S. Freud, Totem et tabou, OC., XI, p. 311.
Cet avertissement de Freud, venant au début du dernier chapitre de Totem et tabou, ne mériterait pas d'être rappelé aujourd'hui, s'il ne prenait une acuité particulière quant à l'approche que les psychanalystes sont susceptibles de mettre en oeuvre devant l'actualité du fait religieux. Tout en soulignant la légitimité et la nécessité du point de vue psychanalytique, en l'occurrence sa reconnaissance de la source infantile de la religiosité et de son noyau de désirance (Sehnsucht) pour le père, il en appelle aux autres domaines de recherche pour le situer dans sa portée significative.
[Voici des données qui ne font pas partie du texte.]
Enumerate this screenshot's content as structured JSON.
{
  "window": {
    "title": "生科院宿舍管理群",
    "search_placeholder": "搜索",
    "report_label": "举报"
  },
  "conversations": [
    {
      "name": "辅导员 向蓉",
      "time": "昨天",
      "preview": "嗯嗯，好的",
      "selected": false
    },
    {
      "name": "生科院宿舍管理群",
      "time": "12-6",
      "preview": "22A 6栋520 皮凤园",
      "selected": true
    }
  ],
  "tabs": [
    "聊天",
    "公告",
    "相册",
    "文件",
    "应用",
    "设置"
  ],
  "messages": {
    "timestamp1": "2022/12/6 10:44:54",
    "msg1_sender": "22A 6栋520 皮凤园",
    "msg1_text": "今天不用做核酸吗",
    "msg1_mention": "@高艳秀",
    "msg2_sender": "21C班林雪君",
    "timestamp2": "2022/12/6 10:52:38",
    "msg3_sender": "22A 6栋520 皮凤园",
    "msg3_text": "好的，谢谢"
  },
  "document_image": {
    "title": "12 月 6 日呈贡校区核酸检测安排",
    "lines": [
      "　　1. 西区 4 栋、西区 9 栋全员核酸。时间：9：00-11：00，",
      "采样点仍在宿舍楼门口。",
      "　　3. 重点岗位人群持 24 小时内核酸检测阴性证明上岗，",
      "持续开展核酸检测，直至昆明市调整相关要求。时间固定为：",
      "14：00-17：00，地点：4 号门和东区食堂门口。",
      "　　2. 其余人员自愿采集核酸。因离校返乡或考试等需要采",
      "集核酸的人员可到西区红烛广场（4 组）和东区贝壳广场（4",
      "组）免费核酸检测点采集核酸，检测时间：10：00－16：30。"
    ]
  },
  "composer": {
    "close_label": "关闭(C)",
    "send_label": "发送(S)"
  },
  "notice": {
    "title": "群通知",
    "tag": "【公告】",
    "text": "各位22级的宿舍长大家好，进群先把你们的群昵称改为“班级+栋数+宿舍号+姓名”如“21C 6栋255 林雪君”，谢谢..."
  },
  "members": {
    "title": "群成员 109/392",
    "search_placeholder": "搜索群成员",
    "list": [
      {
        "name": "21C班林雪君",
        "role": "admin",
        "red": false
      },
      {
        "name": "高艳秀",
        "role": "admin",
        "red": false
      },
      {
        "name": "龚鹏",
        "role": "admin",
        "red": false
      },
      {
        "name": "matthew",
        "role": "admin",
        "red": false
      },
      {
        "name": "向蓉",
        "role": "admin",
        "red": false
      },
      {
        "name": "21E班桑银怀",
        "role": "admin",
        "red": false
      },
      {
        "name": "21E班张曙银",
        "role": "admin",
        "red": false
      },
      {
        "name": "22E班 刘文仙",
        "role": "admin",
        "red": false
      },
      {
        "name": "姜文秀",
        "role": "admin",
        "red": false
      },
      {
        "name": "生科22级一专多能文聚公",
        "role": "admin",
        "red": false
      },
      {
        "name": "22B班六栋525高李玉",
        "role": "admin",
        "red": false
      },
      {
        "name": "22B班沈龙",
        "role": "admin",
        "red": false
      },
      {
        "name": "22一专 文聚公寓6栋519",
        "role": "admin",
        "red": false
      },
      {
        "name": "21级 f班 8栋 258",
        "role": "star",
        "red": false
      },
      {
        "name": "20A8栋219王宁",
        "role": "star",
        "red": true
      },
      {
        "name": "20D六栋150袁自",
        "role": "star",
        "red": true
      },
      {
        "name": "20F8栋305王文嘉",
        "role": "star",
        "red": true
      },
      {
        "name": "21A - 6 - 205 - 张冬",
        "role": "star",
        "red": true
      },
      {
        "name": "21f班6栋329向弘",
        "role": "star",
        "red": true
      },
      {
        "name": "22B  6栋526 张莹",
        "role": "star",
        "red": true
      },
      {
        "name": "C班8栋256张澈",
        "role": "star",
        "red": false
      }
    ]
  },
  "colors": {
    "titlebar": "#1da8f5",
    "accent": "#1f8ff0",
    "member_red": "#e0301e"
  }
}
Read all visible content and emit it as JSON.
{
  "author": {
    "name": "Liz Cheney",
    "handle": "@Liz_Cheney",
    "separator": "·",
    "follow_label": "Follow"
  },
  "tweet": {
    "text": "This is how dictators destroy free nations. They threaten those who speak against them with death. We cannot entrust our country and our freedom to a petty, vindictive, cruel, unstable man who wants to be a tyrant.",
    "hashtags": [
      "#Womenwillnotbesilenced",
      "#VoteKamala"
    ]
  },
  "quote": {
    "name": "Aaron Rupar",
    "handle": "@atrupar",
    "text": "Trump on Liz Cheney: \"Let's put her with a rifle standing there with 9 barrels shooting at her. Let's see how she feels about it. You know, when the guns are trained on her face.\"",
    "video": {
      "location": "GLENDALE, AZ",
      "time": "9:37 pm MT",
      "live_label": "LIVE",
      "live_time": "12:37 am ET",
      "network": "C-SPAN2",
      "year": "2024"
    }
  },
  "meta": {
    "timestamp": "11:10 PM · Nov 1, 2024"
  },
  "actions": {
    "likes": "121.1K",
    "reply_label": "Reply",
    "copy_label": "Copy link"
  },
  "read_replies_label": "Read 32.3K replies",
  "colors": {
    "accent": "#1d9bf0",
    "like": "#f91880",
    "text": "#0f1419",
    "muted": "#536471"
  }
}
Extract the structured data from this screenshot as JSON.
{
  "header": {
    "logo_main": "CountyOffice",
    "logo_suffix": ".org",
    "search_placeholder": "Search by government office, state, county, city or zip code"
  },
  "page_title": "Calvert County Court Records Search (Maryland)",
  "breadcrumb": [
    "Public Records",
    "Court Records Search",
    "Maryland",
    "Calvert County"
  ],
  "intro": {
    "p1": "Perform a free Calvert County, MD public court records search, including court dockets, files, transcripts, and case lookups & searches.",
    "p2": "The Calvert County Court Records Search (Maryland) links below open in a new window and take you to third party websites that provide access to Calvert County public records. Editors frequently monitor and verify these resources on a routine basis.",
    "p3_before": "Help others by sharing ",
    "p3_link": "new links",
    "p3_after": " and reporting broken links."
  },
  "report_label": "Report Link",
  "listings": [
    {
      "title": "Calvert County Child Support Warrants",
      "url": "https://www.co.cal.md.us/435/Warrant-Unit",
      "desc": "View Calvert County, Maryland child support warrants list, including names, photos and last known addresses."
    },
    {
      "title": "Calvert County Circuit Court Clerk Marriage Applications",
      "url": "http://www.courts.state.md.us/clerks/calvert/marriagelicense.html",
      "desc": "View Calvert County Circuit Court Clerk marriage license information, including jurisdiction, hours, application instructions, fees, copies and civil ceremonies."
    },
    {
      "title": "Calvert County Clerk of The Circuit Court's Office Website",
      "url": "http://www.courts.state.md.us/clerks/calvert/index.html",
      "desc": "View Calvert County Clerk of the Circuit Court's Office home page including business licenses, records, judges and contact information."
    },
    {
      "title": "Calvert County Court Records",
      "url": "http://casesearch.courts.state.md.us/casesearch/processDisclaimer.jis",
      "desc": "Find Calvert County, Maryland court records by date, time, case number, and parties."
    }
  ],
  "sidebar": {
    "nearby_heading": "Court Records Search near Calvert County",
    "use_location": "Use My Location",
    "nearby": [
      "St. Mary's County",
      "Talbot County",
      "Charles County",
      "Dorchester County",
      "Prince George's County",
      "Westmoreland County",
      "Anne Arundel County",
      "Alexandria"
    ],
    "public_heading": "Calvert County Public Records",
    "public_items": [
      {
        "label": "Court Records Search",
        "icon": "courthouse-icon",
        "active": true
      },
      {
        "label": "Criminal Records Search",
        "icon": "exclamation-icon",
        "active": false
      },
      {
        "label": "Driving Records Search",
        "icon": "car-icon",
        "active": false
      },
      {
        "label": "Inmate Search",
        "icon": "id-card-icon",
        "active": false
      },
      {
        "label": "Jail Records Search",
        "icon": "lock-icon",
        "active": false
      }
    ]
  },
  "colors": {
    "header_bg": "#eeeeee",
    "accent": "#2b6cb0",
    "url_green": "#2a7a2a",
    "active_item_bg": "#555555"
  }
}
Ainsi, la dérivation «d'une origine unique» de la religion dans les limites de la psychanalyse n'est envisageable que parce qu'elle est sous-tendue par la «surdétermination» et par «la complexité», et qu'elle doit se confronter à la relativité des mécanismes. En somme, l'audace de l'hypothèse reste toujours veillée par la conscience de l'hétérogène. C'est sous cette enseigne que nous aimerions engager une réflexion sur la situation des religions monothéistes dans le monde actuel, et faire état des recherches référées à la psychanalyse et aux champs limitrophes qui se sont développés au cours des dernières années.
Ce préliminaire implique qu'il n'y a pas à désigner un lieu plus approprié ou plus adéquat (de «premier rang», dit Freud) à partir duquel La religion, ou Le monothéisme puisse se donner à penser au regard de l'excès, de l'irréductibilité ou de l'hétérogénéité qu'ils présentent ; même pas la question de l'Un, puisqu'elle est toujours l'objet d'une équation qui, pour ne s'en tenir qu'aux monothéismes abrahamiques, se manifeste dans le judaïsme par la profération du buisson ardent («Je suis qui Je suis»), dans le christianisme par l'Un en trois Personnes, et en islam par une formulation négative («pas d'autre divinité que Lui»). C'est bien pourquoi, ces quelques lignes ne prétendent pas à autre chose qu'à indiquer, et seulement indiquer, quelques parages pour partager une réflexion sur le monothéisme, appelée ici comme rapport à des déclinaisons, non sans songer à tout ce qui se réserve dans le radical de ce mot : de l'écart, de la dérivation, de l'inclination, voire du déclin, ou bien encore des verbes de parole : dire, composer, réciter.